ReleaseEngineering:Sheriffing:HowTo
Jump to navigation
Jump to search
Return to ReleaseEngineering:Sheriffing
This page serves as a clearinghouse of information on how to perform the various duties associated with buildduty.
Try Server
How do I trigger a talos run for a given try build?
- When someone pings you in #build with their try run dir name (format: $email-$changeset eg: lsblkk@mozilla.org-4asf23fsd251d):
- Either:
- ssh into production-master{01,02,03}
- OR run from your machine tools/buildfarm/maintenance/try_sendchange.py
- on the production-masters, there is a ~/try_sendchange.sh wrapper script which uses argparse in /tools/buildbot-0.8.0/bin/python
Then run:
./try_sendchange.sh $email-$changeset # OR to do custom set of talos suites ./try_sendchange.sh $email-$changeset --t scroll,svg,nochrome # NOTICE no spaces between comma-separated suite names!
- It will spew back to you all the sendchanges it does.
How do I cancel existing jobs?
on pm02, 'history | grep cancell' for sample usage
To loan slaves
- change cltbld's and root's password (passwd)
- change vnc's password (Linux: vncpasswd / Windows: UltraVNC server "admin properties" on bottom right task bar / OSX: Control Panel -> Sharing)
- disable buildbot from running after reboot (rename buildbot.tac / rename startTalos.bat for Windows)

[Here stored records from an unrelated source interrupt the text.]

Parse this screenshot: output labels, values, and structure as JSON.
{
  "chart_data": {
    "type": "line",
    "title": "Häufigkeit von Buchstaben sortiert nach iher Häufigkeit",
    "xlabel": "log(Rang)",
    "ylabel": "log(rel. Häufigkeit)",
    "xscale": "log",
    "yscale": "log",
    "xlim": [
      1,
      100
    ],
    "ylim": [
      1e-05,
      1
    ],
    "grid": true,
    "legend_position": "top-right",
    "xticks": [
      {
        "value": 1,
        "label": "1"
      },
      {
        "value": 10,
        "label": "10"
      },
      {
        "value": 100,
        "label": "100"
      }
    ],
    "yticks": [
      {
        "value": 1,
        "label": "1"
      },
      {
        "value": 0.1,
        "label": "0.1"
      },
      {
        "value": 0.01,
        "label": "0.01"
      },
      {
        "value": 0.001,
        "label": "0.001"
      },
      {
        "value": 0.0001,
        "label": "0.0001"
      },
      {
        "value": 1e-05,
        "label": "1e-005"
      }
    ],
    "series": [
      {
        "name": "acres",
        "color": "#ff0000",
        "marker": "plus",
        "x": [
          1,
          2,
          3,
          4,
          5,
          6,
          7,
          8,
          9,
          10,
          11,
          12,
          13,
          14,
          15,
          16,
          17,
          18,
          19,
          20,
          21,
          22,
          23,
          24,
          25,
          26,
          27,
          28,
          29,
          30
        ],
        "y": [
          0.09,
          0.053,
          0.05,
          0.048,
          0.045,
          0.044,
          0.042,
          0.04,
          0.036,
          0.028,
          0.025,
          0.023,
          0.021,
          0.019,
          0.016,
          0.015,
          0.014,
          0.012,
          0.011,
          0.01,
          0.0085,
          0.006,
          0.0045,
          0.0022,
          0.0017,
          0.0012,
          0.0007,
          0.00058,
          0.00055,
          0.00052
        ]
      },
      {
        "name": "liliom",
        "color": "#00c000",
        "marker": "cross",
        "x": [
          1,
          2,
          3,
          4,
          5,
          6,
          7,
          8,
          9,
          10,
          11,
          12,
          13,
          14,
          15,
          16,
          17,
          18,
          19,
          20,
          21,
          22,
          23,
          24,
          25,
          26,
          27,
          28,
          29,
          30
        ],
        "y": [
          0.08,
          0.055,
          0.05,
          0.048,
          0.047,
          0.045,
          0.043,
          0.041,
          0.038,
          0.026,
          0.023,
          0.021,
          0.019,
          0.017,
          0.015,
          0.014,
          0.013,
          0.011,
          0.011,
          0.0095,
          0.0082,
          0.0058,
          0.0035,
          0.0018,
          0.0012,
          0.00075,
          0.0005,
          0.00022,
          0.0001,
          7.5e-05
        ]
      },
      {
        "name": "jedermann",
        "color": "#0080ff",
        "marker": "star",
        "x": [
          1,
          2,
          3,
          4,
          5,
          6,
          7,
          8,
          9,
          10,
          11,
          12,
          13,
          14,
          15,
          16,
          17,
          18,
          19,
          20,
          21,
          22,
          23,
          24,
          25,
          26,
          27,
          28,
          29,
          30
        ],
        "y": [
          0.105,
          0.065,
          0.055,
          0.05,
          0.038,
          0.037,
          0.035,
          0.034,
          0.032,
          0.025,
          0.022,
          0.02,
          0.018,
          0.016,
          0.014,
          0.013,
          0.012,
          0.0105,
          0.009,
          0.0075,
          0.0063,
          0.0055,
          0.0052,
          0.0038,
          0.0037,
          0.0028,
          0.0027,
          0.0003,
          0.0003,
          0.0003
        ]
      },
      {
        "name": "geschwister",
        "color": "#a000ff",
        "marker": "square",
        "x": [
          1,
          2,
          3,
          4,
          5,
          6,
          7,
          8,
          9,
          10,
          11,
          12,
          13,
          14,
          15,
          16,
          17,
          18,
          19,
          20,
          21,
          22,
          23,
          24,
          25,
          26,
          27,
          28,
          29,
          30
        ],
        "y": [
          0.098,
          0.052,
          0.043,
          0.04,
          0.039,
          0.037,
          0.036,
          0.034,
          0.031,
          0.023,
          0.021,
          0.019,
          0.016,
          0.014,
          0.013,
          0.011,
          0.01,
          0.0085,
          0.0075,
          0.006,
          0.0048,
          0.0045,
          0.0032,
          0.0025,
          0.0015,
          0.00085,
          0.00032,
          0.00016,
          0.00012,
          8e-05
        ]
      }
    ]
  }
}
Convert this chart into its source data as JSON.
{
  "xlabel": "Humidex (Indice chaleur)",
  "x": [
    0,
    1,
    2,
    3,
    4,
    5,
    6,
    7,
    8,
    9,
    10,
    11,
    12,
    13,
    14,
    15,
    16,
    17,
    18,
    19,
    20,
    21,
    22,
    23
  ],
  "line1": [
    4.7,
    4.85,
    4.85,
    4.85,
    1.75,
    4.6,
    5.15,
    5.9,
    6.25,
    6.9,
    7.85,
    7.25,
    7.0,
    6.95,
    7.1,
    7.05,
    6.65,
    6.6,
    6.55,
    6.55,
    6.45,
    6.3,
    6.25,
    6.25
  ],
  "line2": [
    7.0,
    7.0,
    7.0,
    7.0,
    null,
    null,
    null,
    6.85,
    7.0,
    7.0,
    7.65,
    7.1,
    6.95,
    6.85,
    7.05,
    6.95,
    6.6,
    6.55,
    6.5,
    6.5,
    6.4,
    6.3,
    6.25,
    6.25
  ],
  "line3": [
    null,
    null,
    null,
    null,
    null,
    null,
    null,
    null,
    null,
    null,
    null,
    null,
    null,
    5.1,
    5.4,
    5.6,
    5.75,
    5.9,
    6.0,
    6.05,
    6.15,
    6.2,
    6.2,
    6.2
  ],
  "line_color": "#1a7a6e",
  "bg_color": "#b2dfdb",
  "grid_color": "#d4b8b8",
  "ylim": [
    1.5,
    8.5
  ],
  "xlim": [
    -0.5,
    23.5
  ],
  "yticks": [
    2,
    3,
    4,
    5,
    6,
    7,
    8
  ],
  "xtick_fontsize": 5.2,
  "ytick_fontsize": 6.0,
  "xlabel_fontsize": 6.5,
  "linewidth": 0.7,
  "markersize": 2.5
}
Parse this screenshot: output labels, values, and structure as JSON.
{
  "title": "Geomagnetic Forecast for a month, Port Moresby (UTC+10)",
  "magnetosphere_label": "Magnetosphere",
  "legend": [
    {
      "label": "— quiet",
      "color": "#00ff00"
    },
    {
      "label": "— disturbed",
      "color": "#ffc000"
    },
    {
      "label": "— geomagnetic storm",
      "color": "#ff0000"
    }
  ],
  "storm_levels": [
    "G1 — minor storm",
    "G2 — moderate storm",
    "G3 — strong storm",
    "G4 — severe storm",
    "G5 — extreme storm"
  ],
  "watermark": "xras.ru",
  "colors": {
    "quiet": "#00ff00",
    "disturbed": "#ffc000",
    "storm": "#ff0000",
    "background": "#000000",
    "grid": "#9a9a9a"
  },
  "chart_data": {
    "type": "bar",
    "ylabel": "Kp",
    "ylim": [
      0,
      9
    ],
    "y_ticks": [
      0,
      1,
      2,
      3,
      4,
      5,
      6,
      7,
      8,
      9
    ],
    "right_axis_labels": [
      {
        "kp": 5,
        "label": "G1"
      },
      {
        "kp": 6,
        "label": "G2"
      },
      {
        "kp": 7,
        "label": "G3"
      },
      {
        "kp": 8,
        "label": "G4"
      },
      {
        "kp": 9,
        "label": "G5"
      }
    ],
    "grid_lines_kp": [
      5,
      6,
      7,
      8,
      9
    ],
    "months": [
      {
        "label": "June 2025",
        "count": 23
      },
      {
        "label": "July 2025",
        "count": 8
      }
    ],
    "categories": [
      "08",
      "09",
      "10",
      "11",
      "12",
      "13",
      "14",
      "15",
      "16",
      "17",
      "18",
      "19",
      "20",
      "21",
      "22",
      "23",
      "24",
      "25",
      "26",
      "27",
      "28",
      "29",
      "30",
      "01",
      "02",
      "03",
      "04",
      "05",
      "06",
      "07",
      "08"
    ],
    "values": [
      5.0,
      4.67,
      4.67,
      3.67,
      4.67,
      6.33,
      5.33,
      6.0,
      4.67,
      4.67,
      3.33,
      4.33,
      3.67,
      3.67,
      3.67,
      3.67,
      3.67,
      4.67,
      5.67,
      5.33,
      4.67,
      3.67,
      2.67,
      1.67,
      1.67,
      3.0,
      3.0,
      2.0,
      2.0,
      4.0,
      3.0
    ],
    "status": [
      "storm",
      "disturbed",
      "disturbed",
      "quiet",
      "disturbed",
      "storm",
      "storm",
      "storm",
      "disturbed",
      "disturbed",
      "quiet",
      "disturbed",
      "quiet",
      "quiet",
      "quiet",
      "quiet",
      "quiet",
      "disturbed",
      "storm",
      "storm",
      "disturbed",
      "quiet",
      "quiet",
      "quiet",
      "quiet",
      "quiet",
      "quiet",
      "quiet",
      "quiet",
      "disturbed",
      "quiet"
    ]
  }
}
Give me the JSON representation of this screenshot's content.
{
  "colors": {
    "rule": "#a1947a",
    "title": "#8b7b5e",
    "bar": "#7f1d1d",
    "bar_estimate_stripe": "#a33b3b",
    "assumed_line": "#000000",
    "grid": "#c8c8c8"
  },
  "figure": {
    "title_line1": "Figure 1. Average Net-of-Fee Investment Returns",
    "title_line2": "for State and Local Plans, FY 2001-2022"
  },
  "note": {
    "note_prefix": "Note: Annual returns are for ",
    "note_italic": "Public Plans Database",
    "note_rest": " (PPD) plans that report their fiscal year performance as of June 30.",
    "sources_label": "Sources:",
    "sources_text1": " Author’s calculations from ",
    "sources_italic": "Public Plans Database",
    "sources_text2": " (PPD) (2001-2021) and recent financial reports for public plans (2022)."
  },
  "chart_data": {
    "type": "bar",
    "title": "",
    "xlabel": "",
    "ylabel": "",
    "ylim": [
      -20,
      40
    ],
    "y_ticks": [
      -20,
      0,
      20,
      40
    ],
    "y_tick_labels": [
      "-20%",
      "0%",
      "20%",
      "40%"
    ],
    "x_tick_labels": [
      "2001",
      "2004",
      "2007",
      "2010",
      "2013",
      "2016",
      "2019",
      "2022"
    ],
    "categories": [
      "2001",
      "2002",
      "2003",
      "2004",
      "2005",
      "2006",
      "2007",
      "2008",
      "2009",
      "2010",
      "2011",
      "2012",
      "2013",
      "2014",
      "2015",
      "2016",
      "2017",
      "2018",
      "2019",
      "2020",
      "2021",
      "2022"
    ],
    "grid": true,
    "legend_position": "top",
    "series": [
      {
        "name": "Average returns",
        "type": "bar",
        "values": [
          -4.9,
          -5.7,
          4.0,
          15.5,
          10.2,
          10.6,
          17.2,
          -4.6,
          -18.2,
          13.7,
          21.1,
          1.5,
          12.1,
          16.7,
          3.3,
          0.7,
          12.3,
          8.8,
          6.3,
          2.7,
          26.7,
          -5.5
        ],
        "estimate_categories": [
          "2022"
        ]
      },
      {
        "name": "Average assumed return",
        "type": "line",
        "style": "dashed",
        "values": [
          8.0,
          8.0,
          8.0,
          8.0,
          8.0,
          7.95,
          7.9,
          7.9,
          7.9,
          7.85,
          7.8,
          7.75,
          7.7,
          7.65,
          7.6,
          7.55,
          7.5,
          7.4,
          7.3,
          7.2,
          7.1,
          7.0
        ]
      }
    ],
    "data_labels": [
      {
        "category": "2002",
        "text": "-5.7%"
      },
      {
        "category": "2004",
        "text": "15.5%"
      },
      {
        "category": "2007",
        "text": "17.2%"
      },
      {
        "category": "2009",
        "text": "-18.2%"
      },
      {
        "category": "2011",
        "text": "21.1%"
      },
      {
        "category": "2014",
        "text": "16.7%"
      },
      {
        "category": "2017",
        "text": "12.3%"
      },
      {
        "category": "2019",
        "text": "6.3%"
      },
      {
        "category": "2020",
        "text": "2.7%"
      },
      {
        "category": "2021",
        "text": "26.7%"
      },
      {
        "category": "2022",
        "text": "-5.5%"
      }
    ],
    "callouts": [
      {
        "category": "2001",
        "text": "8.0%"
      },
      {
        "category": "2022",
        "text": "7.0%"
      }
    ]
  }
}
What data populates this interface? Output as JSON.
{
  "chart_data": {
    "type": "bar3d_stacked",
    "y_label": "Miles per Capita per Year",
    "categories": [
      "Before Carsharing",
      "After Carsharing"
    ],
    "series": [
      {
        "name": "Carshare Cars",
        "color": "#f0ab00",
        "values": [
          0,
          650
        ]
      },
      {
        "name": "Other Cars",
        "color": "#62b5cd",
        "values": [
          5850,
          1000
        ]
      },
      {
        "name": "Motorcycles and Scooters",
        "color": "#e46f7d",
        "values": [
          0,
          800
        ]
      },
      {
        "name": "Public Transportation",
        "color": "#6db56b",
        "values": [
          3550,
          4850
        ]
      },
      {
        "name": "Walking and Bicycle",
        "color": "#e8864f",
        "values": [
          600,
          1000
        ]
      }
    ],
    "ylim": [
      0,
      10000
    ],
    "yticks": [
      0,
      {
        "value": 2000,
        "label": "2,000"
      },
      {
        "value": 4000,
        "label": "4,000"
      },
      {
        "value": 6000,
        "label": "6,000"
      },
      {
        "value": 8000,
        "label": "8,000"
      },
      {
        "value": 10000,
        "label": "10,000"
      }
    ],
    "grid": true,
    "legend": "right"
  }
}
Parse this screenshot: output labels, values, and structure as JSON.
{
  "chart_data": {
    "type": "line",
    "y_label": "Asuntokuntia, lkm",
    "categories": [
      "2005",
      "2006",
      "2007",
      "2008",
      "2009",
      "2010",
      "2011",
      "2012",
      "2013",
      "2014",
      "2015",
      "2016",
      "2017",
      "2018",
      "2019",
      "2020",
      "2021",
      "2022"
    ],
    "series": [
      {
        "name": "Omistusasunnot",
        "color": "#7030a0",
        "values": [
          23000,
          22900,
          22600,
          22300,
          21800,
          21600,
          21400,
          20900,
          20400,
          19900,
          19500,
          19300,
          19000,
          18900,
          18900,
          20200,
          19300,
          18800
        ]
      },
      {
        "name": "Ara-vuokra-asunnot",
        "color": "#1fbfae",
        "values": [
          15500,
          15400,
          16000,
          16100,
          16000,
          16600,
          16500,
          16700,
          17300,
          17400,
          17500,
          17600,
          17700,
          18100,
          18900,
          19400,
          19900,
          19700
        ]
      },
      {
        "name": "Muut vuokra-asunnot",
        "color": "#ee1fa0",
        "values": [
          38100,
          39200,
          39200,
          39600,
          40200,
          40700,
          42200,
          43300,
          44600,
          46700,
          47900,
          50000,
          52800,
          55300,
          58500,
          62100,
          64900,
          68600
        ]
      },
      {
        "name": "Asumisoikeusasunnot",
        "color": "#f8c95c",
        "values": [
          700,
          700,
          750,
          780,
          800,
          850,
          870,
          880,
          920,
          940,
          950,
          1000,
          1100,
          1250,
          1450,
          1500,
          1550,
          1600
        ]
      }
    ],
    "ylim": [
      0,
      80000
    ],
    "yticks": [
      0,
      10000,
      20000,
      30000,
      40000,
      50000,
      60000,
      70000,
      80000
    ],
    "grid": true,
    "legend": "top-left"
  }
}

- [only for build slaves] remember to remove all .ssh keys
- provide to developer the IP address, cltbld's password and VNC's password
To change autologin
- start -> run -> control userpasswords2
- (on w7, start -> Search programs and files -> netplwiz)
- check the option “Users must enter a user name and password to use this computer”
- apply
- uncheck the option “Users must enter a user name and password to use this computer”
- apply
- account: cltbld, enter new password twice
Dealing with machines
- The current downtime bug should always be aliased as "releng-downtime": http://is.gd/cQO7I
- The current machine reboots bug should always be aliased as "reboots": http://is.gd/dqSV0
Mobile
n810s
Once a device hits a hard state (100% of retries), it is dead. Please use this template to file a new bug with the device names.
- 8 devices per bug max
- if the newest open reimage bug has less then 8 devices, please add to it until it has 8
- once the newest bug has 8 device in it open a new bug
- any bug that is resolved should not have any devices added to it
Nagios
- All unacknowledged problems:
- all unacknowledged problems which have notifications enabled:
- All unacknowledged problems with notifications enabled with HARD failure states (i.e. have hit the retry attempt ceiling):
Coordinate downtime with IT
- Some IT maintenance requires tree closure. Details here: ReleaseEngineering:RelEngITSharedDowntime
- If possible, consolidate RelEng and IT downtimes that need tree closures to avoid having two tree closures soon after each other. This is "nice to do", not a "requirement"; if it reduces risk by doing two separate downtimes, thats fine!